By Bob Allen
More than 4,000 congregational leaders have signed an open letter to U.S. senators urging them to pass comprehensive gun violence prevention legislation.
The letter calls for legislation that includes a ban on assault weapons and high capacity magazines, enforceable universal background checks, an end to gun trafficking and prosecution of straw purchasers.
Spearheaded by clergy in Newtown, Conn., the letter comes three months after gunman Adam Lanza fatally shot 20 children and six adults before taking his own life in a mass murder at Sandy Hook Elementary School and as the Senate Judiciary Committee debated several gun-control bills introduced in response.

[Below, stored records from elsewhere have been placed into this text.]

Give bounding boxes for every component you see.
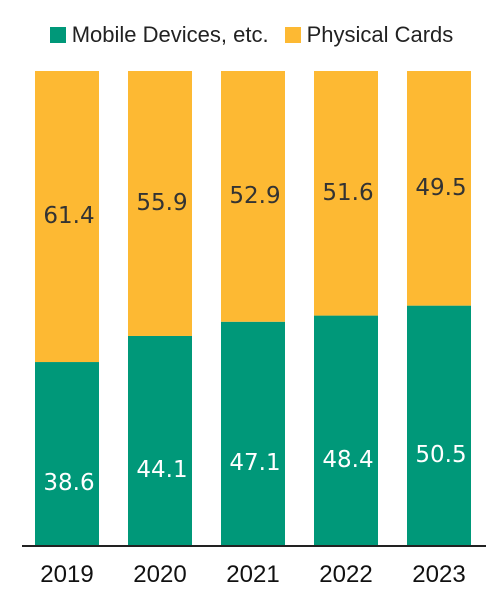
x-tick-label-2020: 2020 (133, 561, 186, 588)
bar-mobile-2021 (221, 321, 285, 545)
legend-swatch-cards (284, 27, 301, 43)
data-label-cards-2023: 49.5 (415, 175, 466, 201)
x-tick-label-2019: 2019 (40, 561, 93, 588)
data-label-cards-2021: 52.9 (229, 183, 280, 209)
bar-mobile-2022 (314, 315, 378, 545)
bar-mobile-2023 (407, 305, 471, 545)
x-tick-label-2023: 2023 (412, 561, 465, 588)
data-label-cards-2022: 51.6 (322, 180, 373, 206)
data-label-mobile-2020: 44.1 (136, 457, 187, 483)
x-tick-label-2021: 2021 (226, 561, 279, 588)
data-label-mobile-2023: 50.5 (415, 442, 466, 468)
legend-label-mobile: Mobile Devices, etc. (71, 22, 269, 47)
data-label-mobile-2019: 38.6 (43, 470, 94, 496)
legend-item-mobile: Mobile Devices, etc. (49, 22, 269, 48)
legend-label-cards: Physical Cards (306, 22, 454, 47)
bar-cards-2021 (221, 71, 285, 322)
bar-mobile-2020 (128, 335, 192, 545)
legend-swatch-mobile (49, 27, 66, 43)
bar-cards-2020 (128, 71, 192, 336)
bar-cards-2019 (35, 71, 99, 363)
bar-mobile-2019 (35, 362, 99, 545)
legend-item-cards: Physical Cards (284, 22, 454, 48)
data-label-cards-2020: 55.9 (136, 190, 187, 216)
data-label-mobile-2021: 47.1 (229, 450, 280, 476)
x-tick-label-2022: 2022 (319, 561, 372, 588)
bar-cards-2022 (314, 71, 378, 316)
data-label-cards-2019: 61.4 (43, 203, 94, 229)
legend: Mobile Devices, etc. Physical Cards (0, 18, 503, 52)
data-label-mobile-2022: 48.4 (322, 447, 373, 473)
bar-cards-2023 (407, 71, 471, 306)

The PICO National Network, Sojourners, National Council of Churches and Auburn Seminary combined to collect signatures over a 72-hour period to add to the names of 12 Newtown ministers who signed the original letter.
The letter was published March 11 in The Des Moines Register, hometown paper of Iowa Sen. Chuck Grassley, ranking Republican on the Senate Judiciary Committee, and is scheduled to run March 12 in Politico.
The collected signatures are listed alphabetically. Individuals are identified only by city of residence, and not denomination, but Baptist leaders signing include Carroll Baltimore, president of the Progressive National Baptist Convention; Paula Dempsey, minster for partnership relations for the Alliance of Baptists; LeDayne McLeese Polaski of the Baptist Peace Fellowship of North America; Roy Medley, general secretary of American Baptist Churches USA, and Julius Scruggs, president of the National Baptist Convention, USA, Inc.
Other nationally known signatories include Sister Simone Campbell of last year’s Nuns on the Bus campaign for social justice; Interfaith Alliance head Welton Gaddy, a Baptist minister; and author Brian McLaren.
The faith leaders pledged to “foster “a culture of peace to complement and serve as a foundation for any proposed gun legislation.” While fully supporting laws they believe will increase gun safety, the clergy identified a larger underlying spiritual issue of “how we view our obligations to each other in light of our role in God’s creation.”
“The slaughter of innocence in Newtown awakened our nation to the tragedy of gun violence throughout our land, and we shall neither slumber nor sleep,” they said. “Rather, by tireless commitment, loving hearts and the sustaining promise of our many faiths, we believe that Newtown shall be remembered as the bridge to a new and kinder world.”